Samuels: It’s hard to predict the future, but right now we are exploring ways to advance the upper jaw using temporary anchorage devices (TADs). These little plates or TADs use bony anchorage rather than the teeth to advance the maxilla. Whether or not we will be successful within the realm of craniofacial anomalies and clefts we don’t know yet, but that would save some of the more invasive distraction procedures that we do. However, due to the lack of sutures and normal structures in these patients, it may not be possible to advance the maxilla of these patients.

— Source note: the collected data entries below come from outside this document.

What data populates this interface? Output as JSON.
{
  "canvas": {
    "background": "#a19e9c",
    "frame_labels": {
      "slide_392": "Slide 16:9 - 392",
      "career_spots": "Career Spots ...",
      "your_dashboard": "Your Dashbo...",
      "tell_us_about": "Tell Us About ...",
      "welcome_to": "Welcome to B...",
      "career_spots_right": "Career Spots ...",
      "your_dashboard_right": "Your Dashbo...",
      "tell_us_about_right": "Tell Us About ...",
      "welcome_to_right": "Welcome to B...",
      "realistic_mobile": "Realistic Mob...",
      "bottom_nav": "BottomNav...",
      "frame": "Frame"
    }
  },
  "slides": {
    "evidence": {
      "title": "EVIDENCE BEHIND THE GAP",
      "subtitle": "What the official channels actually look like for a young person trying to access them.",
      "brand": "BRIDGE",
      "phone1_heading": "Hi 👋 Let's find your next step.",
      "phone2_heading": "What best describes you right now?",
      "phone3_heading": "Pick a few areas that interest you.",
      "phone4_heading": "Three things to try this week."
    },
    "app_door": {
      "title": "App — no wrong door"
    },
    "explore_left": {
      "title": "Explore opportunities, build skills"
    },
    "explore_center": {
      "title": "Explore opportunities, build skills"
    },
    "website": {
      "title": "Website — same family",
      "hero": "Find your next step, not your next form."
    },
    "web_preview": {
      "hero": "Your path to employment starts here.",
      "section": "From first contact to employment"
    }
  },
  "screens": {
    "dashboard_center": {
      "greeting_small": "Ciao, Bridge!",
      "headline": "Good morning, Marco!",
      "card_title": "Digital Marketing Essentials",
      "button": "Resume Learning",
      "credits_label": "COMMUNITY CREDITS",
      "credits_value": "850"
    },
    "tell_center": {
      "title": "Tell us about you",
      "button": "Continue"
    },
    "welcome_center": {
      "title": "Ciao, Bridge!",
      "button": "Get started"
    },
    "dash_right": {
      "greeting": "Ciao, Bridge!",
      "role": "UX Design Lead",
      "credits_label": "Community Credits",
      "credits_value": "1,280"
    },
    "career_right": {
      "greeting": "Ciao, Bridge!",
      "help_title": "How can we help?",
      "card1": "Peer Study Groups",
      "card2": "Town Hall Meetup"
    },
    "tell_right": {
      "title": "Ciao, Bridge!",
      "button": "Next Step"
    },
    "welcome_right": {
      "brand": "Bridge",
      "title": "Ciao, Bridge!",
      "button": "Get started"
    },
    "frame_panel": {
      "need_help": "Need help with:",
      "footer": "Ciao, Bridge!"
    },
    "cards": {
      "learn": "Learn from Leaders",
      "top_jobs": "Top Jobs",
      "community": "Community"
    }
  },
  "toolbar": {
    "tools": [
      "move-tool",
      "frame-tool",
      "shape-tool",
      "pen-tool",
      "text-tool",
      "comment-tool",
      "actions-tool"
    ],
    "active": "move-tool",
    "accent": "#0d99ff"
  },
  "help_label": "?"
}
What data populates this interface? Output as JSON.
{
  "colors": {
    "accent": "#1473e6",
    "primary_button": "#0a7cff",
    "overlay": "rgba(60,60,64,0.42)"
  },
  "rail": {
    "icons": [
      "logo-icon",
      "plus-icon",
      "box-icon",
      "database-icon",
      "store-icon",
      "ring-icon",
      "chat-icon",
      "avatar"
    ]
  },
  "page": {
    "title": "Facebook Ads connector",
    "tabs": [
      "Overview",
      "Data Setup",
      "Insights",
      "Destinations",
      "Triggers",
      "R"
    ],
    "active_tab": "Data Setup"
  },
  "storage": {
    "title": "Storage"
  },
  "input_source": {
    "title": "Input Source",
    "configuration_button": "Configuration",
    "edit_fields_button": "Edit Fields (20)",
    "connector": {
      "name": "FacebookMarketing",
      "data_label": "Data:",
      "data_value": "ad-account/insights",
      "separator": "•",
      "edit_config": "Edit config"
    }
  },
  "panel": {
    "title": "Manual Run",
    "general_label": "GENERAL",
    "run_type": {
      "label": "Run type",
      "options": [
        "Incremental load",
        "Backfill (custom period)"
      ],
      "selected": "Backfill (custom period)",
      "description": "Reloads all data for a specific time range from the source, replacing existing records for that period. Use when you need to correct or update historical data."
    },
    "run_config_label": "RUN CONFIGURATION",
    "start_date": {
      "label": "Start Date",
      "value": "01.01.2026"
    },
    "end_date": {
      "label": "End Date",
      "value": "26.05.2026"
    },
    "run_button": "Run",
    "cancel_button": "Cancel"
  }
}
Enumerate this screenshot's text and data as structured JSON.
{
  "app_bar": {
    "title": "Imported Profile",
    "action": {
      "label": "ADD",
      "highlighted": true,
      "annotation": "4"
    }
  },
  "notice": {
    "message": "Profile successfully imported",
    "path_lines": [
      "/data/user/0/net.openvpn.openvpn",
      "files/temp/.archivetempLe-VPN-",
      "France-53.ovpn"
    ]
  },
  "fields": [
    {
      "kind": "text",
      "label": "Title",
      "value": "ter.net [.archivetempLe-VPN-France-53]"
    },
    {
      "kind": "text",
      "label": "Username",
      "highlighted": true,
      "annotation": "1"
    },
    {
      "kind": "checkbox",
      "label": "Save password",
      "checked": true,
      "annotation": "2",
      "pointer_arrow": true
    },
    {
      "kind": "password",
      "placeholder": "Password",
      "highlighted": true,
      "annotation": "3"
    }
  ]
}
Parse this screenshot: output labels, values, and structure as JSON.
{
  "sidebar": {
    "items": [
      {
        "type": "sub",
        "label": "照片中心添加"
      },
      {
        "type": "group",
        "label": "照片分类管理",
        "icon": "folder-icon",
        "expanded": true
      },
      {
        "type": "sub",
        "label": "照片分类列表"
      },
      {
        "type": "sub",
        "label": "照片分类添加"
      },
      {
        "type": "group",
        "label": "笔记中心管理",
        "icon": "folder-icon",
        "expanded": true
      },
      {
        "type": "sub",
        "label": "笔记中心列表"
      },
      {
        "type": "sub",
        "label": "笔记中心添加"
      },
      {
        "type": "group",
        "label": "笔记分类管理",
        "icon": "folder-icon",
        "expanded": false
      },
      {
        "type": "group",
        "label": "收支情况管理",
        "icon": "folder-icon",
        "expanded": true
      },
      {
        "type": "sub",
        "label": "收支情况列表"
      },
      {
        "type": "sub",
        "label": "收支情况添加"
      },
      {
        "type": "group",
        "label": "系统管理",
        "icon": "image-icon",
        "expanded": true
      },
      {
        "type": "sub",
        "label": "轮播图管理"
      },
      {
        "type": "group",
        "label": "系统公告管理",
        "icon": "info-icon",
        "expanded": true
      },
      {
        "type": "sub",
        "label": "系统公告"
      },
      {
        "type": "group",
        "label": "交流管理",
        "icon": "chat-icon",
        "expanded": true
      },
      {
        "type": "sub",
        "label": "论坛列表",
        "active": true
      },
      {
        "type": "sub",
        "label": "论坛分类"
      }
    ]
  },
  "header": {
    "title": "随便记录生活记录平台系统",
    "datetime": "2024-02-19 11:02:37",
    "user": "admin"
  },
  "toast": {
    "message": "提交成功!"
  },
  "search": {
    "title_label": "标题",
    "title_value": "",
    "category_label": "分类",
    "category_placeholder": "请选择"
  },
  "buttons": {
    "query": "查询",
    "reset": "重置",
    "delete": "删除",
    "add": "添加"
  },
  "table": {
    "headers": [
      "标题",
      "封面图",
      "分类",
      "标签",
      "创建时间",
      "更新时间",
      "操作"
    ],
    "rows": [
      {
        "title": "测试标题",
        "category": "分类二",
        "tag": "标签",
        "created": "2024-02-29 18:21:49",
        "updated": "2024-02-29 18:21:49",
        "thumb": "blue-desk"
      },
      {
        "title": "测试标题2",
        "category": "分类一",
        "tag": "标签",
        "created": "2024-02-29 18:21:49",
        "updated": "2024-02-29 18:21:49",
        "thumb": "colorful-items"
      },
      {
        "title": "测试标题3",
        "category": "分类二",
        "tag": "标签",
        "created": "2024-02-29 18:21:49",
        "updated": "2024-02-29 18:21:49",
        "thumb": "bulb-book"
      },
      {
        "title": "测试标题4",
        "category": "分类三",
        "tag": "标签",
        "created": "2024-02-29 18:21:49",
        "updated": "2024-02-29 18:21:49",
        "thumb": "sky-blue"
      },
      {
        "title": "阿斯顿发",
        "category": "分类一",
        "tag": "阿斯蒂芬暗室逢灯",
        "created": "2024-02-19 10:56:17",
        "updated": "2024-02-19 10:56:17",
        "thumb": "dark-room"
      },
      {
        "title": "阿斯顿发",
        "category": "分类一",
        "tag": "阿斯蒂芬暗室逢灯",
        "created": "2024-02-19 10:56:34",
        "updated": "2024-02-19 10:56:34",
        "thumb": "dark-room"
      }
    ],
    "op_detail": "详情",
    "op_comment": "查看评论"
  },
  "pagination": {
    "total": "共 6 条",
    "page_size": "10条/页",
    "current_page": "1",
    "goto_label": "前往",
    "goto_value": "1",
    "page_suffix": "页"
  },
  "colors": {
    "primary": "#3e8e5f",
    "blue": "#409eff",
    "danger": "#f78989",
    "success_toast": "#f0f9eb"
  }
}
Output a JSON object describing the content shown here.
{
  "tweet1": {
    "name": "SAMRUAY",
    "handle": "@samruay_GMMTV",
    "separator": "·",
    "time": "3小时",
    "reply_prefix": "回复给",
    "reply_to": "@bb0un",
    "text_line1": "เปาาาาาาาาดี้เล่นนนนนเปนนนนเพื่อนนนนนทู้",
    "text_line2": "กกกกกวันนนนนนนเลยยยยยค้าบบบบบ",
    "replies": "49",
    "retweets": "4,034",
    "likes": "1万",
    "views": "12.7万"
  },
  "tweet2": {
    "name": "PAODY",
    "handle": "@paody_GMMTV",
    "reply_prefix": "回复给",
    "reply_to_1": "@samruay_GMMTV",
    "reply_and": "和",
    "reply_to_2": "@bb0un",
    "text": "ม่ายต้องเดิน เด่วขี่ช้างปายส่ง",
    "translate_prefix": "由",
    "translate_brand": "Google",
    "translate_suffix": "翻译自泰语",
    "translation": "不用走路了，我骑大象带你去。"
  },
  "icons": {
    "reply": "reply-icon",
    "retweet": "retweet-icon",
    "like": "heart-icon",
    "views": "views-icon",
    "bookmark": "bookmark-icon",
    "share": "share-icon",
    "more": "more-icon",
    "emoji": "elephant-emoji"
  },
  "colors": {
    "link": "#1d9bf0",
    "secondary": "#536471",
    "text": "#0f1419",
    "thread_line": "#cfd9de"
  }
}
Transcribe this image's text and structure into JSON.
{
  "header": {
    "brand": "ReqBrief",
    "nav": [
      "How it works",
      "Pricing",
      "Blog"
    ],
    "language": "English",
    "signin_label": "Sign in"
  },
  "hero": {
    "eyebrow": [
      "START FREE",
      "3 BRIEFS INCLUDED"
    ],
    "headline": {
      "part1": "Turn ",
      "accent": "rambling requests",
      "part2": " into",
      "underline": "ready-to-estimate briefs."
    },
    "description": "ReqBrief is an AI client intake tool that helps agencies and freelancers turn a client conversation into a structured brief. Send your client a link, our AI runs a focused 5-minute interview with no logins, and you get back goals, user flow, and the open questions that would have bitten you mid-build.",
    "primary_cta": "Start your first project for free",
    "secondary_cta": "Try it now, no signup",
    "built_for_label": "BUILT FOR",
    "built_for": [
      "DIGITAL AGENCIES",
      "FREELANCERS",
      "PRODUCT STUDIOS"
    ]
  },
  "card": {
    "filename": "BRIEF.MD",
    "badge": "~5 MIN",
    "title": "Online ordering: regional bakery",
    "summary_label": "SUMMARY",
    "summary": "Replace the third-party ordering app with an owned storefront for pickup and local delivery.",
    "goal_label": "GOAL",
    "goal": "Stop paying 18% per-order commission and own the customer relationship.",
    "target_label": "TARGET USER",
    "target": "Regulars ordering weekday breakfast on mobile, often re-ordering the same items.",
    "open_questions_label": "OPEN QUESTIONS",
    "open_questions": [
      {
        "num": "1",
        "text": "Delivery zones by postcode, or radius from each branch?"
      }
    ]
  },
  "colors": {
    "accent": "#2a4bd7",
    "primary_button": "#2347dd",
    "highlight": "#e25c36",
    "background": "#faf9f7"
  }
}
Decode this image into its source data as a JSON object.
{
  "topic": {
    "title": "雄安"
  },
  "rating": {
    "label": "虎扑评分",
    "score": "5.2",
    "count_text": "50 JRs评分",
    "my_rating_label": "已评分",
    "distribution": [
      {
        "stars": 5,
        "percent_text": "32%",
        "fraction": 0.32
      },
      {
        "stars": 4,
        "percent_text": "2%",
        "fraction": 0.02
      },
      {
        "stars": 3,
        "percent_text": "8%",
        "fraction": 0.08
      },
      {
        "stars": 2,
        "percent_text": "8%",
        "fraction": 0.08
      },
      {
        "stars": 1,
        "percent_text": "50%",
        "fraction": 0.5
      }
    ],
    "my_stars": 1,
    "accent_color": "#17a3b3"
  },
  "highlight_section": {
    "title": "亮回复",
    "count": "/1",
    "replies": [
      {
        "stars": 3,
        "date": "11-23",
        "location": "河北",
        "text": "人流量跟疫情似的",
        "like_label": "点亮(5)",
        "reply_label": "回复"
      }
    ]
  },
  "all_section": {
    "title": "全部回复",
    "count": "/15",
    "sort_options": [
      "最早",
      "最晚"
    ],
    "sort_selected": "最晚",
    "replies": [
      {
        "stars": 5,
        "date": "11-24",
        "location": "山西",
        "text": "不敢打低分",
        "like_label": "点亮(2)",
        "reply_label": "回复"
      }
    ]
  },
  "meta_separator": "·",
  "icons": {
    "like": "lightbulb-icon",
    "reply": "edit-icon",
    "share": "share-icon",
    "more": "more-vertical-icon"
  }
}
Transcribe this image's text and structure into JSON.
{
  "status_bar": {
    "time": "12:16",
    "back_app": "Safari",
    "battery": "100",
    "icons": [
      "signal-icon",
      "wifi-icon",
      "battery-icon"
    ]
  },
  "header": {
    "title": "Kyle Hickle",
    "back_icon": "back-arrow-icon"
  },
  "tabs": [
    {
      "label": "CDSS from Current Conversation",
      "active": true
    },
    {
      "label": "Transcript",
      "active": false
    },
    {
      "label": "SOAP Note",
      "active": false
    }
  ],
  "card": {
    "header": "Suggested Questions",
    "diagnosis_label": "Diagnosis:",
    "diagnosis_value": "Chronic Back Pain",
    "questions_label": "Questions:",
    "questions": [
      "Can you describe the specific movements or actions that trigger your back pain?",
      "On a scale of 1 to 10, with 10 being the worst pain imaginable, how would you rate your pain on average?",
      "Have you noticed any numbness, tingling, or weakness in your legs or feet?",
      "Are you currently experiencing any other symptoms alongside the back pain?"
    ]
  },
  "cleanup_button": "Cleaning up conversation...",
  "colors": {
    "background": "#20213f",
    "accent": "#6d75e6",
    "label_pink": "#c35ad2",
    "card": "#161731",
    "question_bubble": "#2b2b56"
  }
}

TADs are certainly being used within the normal population, and we are going to see if we can make progress in the cleft and craniosynostosis patients. We are much better at doing distraction osteogenesis with both extraoral and intraoral special plates these days, and plastic surgery is already good.
We have been treating clefts forever, but what has also changed dramatically in the last 2 decades is the ability of surgeons to perform distraction osteogenesis on really severe hemifacial microsomias, and use distraction to advance the maxillae surgically. That has helped us to treat the extremely complex anomalies that we were not able to treat anywhere near as effectively before.
Surgeons do a lot of microvascular surgery these days, and are getting better at the small flaps that involve ears and other reconstructions. So much of what happens to our patients is actually done by the surgeons. We benefit from the extraordinary expertise of our surgical team, and they are real heroes.
Law: It’s hard to imagine what our profession will look like 2 decades in the future. Perhaps most treatments will be in utero [laughs]. I know that in our clinic, geneticists are doing a lot of studies.
Morrill: As far as prenatal diagnosis, I suspect that will probably advance as a result of knowledge gained from the human genome project. When it comes to prevention, that is a different story. It is unlikely we are going to have major advances in prevention, because most causes are genetic or environmental. The addition of folic acid to flour that was done a number of years ago may slightly reduce the instance of clefting.
Samuels: In the last 20 years, we have also benefited extraordinarily from the whole 3D imaging phenomenon. It has helped us and the plastic surgeons with diagnosis and planning. All in all, we have been through tremendous growth. Genetics and diagnostic advances may change outcomes, but it’s hard to imagine that we will have the same amazing growth in dental technology as we have had—but maybe we will. Everything has changed so quickly in the last few years.